In a departure from its previous practice of only using pension funds to finance the government’s budget deficit through the sale of treasury bills, Ethiopia’s Public Servants Pension Fund Administration has capitalized on the financial sector and other profitable undertakings.

According to The Reporter, this new policy assisted the Fund in generating 3.2 billion birr in revenue until the end of the third quarter of the recently concluded fiscal year, exceeding 130 % of its target for the period. The Fund purchased shares from five commercial banks, including the Development Bank of Ethiopia (DBE), Bunna, and Berhan Banks, with each investment yielding a 20% dividend on 1,000-birr worth of shares.
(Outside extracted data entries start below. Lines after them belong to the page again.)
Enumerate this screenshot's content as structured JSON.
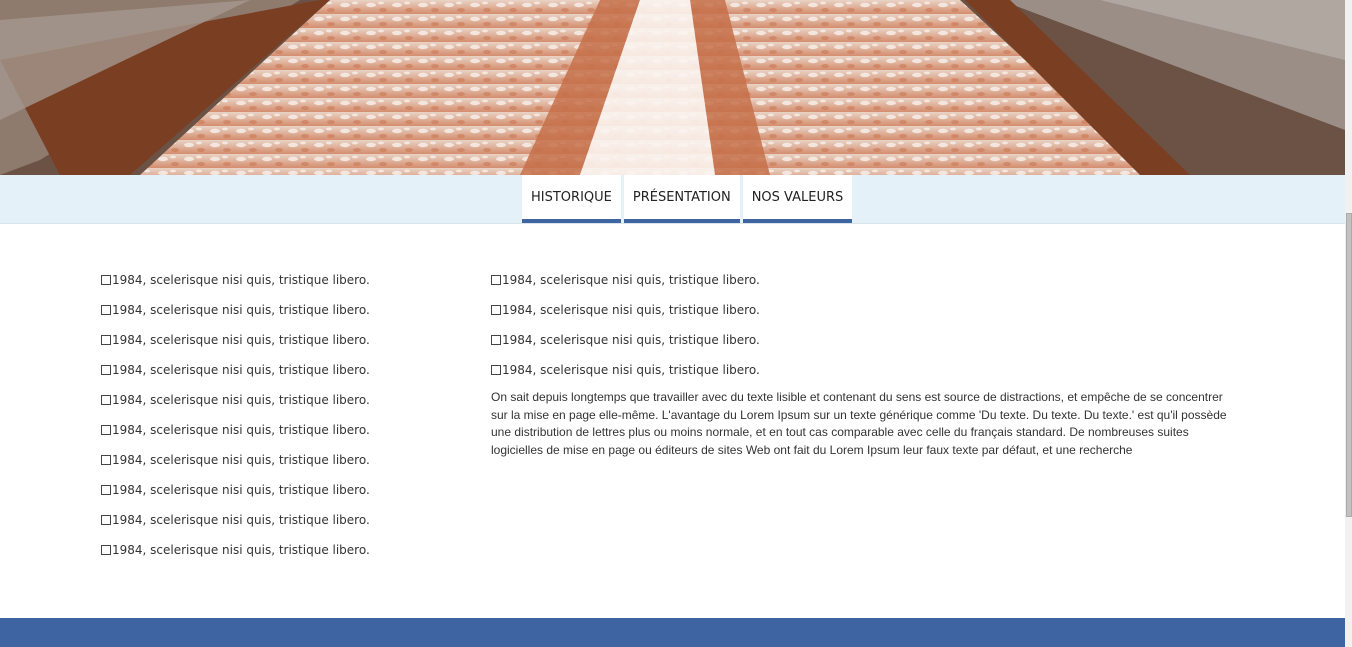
{
  "tabs": [
    {
      "label": "HISTORIQUE"
    },
    {
      "label": "PRÉSENTATION"
    },
    {
      "label": "NOS VALEURS"
    }
  ],
  "left_list": [
    "1984, scelerisque nisi quis, tristique libero.",
    "1984, scelerisque nisi quis, tristique libero.",
    "1984, scelerisque nisi quis, tristique libero.",
    "1984, scelerisque nisi quis, tristique libero.",
    "1984, scelerisque nisi quis, tristique libero.",
    "1984, scelerisque nisi quis, tristique libero.",
    "1984, scelerisque nisi quis, tristique libero.",
    "1984, scelerisque nisi quis, tristique libero.",
    "1984, scelerisque nisi quis, tristique libero.",
    "1984, scelerisque nisi quis, tristique libero."
  ],
  "right_list": [
    "1984, scelerisque nisi quis, tristique libero.",
    "1984, scelerisque nisi quis, tristique libero.",
    "1984, scelerisque nisi quis, tristique libero.",
    "1984, scelerisque nisi quis, tristique libero."
  ],
  "paragraph": "On sait depuis longtemps que travailler avec du texte lisible et contenant du sens est source de distractions, et empêche de se concentrer sur la mise en page elle-même. L'avantage du Lorem Ipsum sur un texte générique comme 'Du texte. Du texte. Du texte.' est qu'il possède une distribution de lettres plus ou moins normale, et en tout cas comparable avec celle du français standard. De nombreuses suites logicielles de mise en page ou éditeurs de sites Web ont fait du Lorem Ipsum leur faux texte par défaut, et une recherche",
  "colors": {
    "accent": "#3e64a1",
    "tabbar_bg": "#e5f1f8"
  }
}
This is a far cry from the returns on T-bills and T-bonds, which were 9% and 5% per annum, respectively.

A large portion of the collected pension is still being largely invested in T-bills, which are deriving more money since the liberalization of the treasury market has taken place. From the Br26.4 billion collected by the administration during the reporting period, over 18 billion birr in pension went towards T-bills. However, Assefa Manaye, the Fund’s plan, research, and reform director, told the Reporter that this investment is bringing a return much lower than the inflation rate.

The proposed solution is to invest in more profitable ventures, but insiders told the Reporter that the board, which is led by key government officials, may not allow other investments over T-bills. Finally, Assefa stated that buying bank shares is an accessible option but once the stock market is operational, a lot more options will be available.